Double Triangle Annotation uses model consensus to reach 0.003 word error rate on historical document extraction while auto-accepting over 85 percent of fields.

A machine-rendered reading of the paper's core claim, the machinery that carries it, and where it could break.

The paper introduces Double Triangle Annotation as a two-layer human-in-the-loop framework for high-precision annotation of structured data from historical documents. Two independent multimodal models label each item in parallel, with agreement leading to automatic acceptance and disagreement sent to a human jury. A second layer applies the same process across two such systems before escalating to an expert. This setup relies only on the independence of model errors and needs no task-specific adjustments.

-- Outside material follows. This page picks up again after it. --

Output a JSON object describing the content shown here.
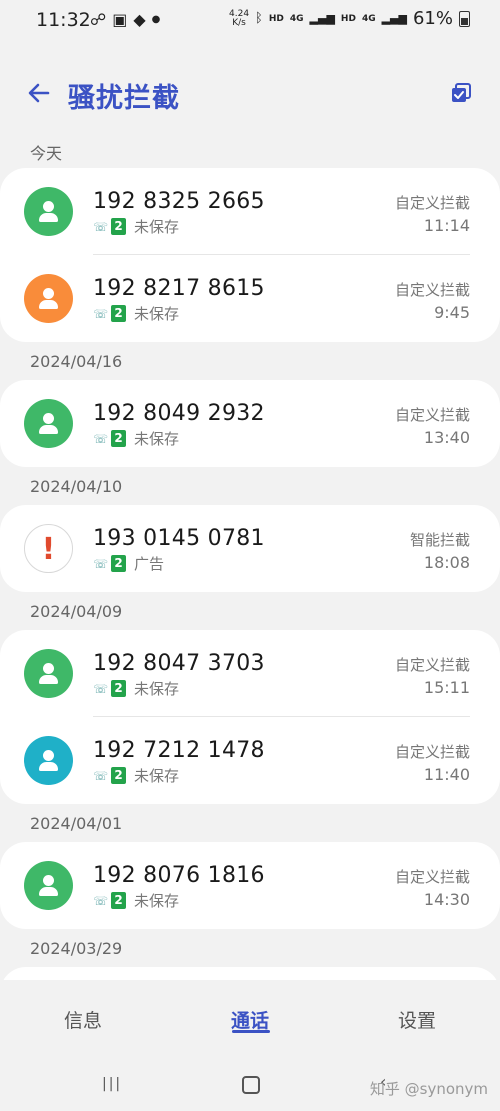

On the Rosenwald Guides corpus of French medical directories from 1887 to 1906, the method yields a final word error rate of 0.003 and auto-accepts over 85 percent of more than 13,000 fields, with the resulting benchmark released publicly.

Core claim

The Double Triangle Annotation framework consists of a first layer where two architecturally independent multimodal large language models annotate documents in parallel, auto-accepting on agreement and routing disagreements to a human jury, followed by a second layer that cross-checks two such consensus outputs against each other and escalates remaining conflicts to a domain expert. This process produces high-precision annotations for structured information extraction, demonstrated by a final word error rate of 0.003 on the Guides Rosenwald corpus spanning 1887-1906, while auto-accepting over 85% of 13,595 fields without requiring distributional priors or calibration.

What carries the argument

Double Triangle Annotation, the two-layer consensus mechanism using parallel independent model annotations and cross-system verification to minimize human intervention.

If this is right

  • High-precision ground-truth datasets can be generated efficiently for large historical corpora.
  • Annotation autonomy increases automatically with improvements in underlying models.
  • The approach applies to other structured extraction tasks from documents without custom calibration.
  • Released benchmarks like the Rosenwald Guides ground truth enable standardized evaluation of future extraction methods.
  • The framework scales annotation efforts while maintaining low error rates through layered checks.

Where Pith is reading between the lines

These are editorial extensions of the paper, not claims the author makes directly.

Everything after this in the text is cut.